Baseline assessment included age, gender, antimicrobial treatment prior to enrollment, clinical symptoms, laboratory data, PSI score, and mortality during a 30-day follow-up.

Laboratory test

Venous blood samples were collected within 24h of hospital admission and stored at -70 °C. White blood cell (WBC) count was determined by the hospital laboratory. ELISA was performed using commercial kits for the quantitative measurements of C-reactive protein (CRP; Roche Diagnostics, Almere, The Netherlands), NLRP3 (Shanghai Sunred Biological Technology Co., Ltd., Shanghai, China), and LL-37 (Hycult Biotechnology, Uden, The Netherlands), according to the manufacturer's protocol.

Statistical analysis

Continuous variables were presented as mean ± standard deviation if normally distributed, or as median if otherwise, and were compared using the Wilcoxon Mann-Whitney test, whereas comparisons between groups on categorical variables were carried out using the Chi square test. Spearman's rank correlation coefficient analysis was performed to determine the relationship between serum NLRP3 and LL-37 levels. The Kaplan-Meier method was applied to estimate survival analysis. The correlation between CRP, NLRP3 and LL-37 serum levels and 30-day mortality in all patients was carried out using logistic multivariate regression analysis. A significance value of p<0.05 was adopted for all statistical analyses, which were processed using the SPSS 17.0 (SPSS Inc., Chicago, IL, USA) software.

RESULTS

Patient characteristics

In total, 76 patients with CAP were included in this study, and their demographic data and clinical characteristics are shown in Table 1. There were no significant differences between mild/moderate or severe CAP patients regarding age, gender, antimicrobial treatment prior to enrollment, and clinical symptoms.
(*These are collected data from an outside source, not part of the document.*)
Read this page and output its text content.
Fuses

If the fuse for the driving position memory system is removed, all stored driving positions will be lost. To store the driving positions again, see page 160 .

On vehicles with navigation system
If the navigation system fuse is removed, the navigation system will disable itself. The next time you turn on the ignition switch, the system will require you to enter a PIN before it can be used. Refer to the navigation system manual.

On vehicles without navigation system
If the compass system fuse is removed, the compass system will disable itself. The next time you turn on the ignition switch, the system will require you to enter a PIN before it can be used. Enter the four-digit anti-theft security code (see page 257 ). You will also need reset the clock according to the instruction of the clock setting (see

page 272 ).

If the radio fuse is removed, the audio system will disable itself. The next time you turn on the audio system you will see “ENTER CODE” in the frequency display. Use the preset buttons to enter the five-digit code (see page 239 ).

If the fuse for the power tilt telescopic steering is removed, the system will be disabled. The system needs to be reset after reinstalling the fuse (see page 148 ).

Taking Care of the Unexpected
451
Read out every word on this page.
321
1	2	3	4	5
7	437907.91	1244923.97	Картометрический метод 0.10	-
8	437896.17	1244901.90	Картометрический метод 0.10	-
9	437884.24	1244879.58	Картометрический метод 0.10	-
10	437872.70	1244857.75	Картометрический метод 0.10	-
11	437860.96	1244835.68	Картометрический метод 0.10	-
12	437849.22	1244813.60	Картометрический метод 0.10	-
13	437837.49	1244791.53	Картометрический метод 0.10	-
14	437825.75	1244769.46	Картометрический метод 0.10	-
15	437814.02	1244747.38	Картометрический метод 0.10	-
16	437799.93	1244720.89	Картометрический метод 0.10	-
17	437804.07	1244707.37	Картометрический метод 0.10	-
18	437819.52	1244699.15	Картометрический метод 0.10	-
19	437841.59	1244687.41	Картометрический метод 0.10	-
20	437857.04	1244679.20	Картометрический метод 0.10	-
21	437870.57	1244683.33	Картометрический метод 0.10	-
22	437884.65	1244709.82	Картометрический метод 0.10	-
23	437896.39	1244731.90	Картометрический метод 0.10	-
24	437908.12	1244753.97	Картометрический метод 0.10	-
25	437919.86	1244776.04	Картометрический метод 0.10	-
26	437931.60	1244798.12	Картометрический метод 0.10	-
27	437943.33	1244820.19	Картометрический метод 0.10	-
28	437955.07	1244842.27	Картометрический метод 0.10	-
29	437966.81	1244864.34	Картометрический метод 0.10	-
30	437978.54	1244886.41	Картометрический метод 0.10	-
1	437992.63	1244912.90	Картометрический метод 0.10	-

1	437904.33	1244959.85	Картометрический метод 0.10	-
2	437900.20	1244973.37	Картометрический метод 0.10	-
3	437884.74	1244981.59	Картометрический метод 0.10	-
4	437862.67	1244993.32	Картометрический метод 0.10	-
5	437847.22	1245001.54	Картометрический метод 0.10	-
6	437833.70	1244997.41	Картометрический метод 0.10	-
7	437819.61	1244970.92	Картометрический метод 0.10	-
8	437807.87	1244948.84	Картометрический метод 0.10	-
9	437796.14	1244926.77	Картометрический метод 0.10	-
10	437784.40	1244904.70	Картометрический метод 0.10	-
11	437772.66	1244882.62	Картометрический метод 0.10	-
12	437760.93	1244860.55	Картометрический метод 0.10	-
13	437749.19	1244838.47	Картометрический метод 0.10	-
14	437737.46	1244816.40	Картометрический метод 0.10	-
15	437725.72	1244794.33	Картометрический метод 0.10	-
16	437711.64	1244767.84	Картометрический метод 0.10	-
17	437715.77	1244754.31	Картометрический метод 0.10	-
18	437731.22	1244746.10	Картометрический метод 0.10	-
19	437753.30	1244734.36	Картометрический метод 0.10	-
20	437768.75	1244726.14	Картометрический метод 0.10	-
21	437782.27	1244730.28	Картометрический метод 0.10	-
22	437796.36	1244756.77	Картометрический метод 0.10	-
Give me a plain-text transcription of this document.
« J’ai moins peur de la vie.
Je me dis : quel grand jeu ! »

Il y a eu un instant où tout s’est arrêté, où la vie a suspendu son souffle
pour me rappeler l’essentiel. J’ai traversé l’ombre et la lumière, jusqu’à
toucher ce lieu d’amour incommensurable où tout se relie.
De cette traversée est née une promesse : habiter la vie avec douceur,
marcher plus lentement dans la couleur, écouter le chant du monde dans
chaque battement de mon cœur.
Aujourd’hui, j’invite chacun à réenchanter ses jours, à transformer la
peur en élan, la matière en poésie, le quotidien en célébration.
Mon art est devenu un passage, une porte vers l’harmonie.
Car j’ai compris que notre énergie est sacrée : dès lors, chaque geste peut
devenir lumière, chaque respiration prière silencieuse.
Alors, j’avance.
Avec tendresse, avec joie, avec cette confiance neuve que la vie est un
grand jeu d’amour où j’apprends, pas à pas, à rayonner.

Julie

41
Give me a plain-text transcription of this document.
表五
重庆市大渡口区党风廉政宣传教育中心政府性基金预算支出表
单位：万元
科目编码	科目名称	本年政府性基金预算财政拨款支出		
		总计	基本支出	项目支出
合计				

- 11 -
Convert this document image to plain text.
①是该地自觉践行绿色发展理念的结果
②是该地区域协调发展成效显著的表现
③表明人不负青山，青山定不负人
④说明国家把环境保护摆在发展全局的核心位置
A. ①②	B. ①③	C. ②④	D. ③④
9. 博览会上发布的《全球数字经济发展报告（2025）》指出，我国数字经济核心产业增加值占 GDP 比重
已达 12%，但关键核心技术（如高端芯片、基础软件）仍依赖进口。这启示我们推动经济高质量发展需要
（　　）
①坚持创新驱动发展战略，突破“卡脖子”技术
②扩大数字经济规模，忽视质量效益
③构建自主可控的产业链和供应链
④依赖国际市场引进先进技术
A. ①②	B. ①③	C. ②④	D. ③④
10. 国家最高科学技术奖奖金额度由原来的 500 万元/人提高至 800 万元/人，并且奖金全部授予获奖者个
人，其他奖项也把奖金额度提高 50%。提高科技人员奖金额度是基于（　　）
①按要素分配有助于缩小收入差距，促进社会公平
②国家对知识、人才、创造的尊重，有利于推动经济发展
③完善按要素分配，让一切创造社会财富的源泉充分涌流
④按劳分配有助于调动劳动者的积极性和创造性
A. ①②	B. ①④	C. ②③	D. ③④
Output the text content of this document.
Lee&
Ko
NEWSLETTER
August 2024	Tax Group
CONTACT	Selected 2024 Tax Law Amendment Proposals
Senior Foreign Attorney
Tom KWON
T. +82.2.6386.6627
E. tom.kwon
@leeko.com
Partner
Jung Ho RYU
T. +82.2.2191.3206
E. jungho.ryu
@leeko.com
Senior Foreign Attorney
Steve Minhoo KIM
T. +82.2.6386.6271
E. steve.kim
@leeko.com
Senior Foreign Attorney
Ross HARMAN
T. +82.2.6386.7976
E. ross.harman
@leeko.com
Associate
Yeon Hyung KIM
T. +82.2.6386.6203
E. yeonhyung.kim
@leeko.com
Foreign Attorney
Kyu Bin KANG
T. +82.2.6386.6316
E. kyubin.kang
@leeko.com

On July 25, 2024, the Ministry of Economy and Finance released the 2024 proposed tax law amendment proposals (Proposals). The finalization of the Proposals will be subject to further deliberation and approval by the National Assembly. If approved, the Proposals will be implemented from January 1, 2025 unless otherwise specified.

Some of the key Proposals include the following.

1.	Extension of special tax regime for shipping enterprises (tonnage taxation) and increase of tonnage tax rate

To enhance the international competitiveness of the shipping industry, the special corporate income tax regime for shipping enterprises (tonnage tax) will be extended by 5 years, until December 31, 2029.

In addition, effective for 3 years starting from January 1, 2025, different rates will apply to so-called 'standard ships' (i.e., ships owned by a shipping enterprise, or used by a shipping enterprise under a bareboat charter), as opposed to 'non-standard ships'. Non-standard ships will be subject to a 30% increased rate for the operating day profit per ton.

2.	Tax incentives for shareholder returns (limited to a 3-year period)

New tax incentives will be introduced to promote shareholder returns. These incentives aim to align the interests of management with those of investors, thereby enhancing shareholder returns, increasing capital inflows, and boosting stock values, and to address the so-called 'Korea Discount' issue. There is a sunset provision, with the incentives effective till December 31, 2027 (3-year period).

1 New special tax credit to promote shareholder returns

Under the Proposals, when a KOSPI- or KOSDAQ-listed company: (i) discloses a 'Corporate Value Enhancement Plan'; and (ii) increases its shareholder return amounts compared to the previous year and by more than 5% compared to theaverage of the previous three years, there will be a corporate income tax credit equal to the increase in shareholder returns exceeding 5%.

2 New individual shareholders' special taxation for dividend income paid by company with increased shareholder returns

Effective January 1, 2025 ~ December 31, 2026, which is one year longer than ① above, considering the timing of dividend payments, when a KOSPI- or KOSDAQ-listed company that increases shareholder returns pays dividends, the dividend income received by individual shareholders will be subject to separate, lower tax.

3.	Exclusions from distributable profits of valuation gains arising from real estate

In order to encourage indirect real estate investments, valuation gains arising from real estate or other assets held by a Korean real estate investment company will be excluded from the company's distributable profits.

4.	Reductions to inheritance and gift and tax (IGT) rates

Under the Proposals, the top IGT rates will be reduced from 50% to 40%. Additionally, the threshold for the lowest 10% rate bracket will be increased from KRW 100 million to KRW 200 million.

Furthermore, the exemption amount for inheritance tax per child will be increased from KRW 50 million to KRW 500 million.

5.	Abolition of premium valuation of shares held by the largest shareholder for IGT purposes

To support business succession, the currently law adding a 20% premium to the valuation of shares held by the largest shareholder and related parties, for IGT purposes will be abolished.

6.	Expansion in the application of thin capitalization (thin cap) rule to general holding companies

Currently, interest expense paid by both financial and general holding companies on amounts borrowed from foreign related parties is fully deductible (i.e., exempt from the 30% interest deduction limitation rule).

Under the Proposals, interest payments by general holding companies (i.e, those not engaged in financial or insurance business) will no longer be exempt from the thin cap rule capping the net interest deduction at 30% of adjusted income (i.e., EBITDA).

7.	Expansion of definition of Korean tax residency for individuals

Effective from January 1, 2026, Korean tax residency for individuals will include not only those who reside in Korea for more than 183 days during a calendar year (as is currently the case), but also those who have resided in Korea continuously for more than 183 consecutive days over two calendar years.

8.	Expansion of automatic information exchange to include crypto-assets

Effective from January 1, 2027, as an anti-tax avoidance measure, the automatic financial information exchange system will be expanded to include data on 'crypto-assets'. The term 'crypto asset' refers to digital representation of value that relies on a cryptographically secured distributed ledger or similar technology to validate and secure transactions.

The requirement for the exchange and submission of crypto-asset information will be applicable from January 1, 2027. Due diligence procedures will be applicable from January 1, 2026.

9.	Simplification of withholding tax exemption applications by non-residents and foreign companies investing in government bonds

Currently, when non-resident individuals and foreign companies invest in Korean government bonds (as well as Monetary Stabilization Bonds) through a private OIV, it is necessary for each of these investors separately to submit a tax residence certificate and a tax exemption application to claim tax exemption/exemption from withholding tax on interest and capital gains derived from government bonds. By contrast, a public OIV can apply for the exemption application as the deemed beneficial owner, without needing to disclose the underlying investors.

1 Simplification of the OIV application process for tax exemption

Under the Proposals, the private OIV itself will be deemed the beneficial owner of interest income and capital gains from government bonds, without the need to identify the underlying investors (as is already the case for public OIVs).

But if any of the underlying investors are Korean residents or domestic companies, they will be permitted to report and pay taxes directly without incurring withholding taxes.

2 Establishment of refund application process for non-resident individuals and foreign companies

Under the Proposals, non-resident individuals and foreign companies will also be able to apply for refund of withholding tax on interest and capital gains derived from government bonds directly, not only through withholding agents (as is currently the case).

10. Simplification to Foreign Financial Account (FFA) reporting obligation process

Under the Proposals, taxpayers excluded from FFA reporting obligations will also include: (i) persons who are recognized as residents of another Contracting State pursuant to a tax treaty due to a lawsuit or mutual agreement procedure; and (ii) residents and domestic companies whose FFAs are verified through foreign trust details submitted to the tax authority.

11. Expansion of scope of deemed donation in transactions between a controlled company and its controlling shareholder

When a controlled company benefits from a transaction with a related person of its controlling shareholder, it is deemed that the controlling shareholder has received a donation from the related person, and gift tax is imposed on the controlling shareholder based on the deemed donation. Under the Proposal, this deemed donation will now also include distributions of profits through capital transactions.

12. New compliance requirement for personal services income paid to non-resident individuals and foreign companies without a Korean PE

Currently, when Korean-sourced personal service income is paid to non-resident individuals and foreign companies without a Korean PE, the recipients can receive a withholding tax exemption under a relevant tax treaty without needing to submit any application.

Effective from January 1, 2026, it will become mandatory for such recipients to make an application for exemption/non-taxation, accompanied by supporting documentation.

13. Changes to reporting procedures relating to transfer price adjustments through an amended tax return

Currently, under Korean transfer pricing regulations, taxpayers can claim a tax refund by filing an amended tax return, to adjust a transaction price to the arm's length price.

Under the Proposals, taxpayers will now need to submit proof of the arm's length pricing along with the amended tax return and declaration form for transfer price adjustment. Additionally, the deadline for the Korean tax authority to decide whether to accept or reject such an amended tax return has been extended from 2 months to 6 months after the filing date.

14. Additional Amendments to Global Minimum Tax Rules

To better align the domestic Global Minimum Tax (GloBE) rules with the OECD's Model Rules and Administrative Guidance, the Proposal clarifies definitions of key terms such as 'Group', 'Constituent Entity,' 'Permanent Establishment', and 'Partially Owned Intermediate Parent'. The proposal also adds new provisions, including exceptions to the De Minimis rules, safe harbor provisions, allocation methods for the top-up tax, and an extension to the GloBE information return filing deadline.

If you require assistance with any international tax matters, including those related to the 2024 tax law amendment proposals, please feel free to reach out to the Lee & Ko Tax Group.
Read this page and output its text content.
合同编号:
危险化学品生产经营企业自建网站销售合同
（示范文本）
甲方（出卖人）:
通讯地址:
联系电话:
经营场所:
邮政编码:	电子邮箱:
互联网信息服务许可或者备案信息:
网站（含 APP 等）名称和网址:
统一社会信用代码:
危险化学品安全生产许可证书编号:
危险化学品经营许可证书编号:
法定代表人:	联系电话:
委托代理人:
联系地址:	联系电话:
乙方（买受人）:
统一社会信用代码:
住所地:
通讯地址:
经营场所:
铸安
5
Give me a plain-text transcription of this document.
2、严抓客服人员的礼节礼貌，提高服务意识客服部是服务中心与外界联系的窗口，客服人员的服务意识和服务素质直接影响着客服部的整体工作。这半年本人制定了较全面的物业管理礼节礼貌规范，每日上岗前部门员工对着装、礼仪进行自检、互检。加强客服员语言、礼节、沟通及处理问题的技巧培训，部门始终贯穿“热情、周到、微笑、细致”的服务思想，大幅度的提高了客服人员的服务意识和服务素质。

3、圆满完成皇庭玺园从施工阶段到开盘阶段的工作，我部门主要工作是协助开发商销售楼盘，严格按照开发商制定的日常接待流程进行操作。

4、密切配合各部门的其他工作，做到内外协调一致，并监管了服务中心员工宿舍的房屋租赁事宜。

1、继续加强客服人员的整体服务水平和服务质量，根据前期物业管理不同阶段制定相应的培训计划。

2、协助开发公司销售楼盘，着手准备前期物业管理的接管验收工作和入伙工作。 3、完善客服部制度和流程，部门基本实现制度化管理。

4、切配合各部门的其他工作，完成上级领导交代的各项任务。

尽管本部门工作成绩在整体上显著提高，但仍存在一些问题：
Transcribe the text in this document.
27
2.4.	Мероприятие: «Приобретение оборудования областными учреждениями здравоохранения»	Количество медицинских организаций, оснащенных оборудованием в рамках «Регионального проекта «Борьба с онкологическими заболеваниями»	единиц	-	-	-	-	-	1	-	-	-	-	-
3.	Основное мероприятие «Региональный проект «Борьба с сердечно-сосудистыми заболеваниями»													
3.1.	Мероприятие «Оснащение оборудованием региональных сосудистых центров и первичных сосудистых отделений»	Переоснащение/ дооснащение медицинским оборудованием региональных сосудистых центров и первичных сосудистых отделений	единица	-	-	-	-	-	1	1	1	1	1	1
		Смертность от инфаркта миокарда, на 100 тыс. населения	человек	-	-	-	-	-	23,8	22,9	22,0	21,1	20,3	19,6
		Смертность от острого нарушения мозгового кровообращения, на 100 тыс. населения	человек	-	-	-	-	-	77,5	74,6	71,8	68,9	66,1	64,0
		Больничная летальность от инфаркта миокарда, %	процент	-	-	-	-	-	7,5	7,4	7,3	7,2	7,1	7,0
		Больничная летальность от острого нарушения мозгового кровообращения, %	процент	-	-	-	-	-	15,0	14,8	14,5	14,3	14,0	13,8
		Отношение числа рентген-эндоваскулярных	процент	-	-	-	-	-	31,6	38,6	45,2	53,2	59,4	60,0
Patients with severe CAP exhibited significantly increased serum CRP and NLRP3 levels and WBC counts, as well as lower serum LL-37 levels and higher rates for PSI Risk Classes IV-V and mortality during a 30-day follow-up compared with those with mild/moderate CAP (all with p<0.05).
 



Correlation analysis of serum NLRP3 and LL-37 levels

Serum levels of NLRP3 and LL-37 were further compared in CAP patients with those in the healthy controls, and the ELISA assay indicated higher serum NLRP3 and LL-37 levels in patients with CAP than in healthy controls (Figure 1A; p<0.05). Spearman's correlation analysis demonstrated that serum NLRP3 was negatively correlated with serum LL-37 (Figure 1B; p<0.05).
 



Relationship between NLRP3 and LL-37 and clinical parameters

To further determine clinical significance of NLRP3 and LL-37, all patients were categorized into NLRP3 or LL-37 high/low groups according to mean ± standard deviation or median values. Table 2 shows that patients with higher serum NLRP3 or lower serum LL-37 levels had higher serum CRP levels, WBC counts, and mortality rate during a 30-day follow-up than those with lower serum NLRP3 or higher serum LL-37 levels (all with p<0.05). In addition, more patients in PSI Risk Classes I-III (PSI ≤90 points) and IV-V (PSI >90 points) were included in patients with higher serum NLRP3 or lower serum LL-37 levels compared with those with lower serum NLRP3 or higher serum LL-37 levels (all with p<0.05).
 



Association between NLRP3 and LL-37 and 30-day survival and mortality rates

Prognostic relevance of serum NLRP3 and LL-37 levels in CAP patients was also assessed. Kaplan Meier survival curves revealed that patients with high serum NLRP3 or LL-37 levels showed lower survival rates than those with low serum NLRP3 or LL-37 levels (all with p<0.05) according to the log-rank test (Figure 1C).

Multivariate logistic regression was then conducted based on the aforementioned results. As shown in Table 3, both higher serum NLRP3 and lower serum LL-37 conducted were closely associated with the 30-day mortality rate in CAP patients (Table 4).
 

 




DISCUSSION

Community-acquired pneumonia (CAP) is a common infectious disease associated with significant morbidity and mortality that poses a major threat to human health worldwide.(16) Despite the major mortality rate observed,(4,17) at present, initial diagnosis of CAP mainly includes respiratory symptoms and general signs, which cannot accurately reflect the disease condition. Although invisible pulmonary lesions can be accurately localized by fluoroscopy, the current widely used chest CT and radiography are radioactive and relatively expensive.(18) Thus, there is an urgent need to discover and validate new serum biomarkers for CAP.

C-reactive protein (CRP) is an acute-phase protein produced by hepatic cells that is widely involved in various inflammatory processes.(19) Serum CRP levels are generally low in healthy people, whereas stress stimulations such as infection and organ and tissue damage can trigger significant increase in serum CRP, which is typically not susceptible to antibiotics, malnutrition, glucocorticoids, or immunosuppressant drugs.(20) CRP is the most commonly used biomarker in the diagnosis and treatment of CAP due to its inexpensive price and high sensitivity to inflammation.(21,22) In the present study, serum CRP levels were highly expressed in severe CAP patients compared with mild/moderate CAP patients.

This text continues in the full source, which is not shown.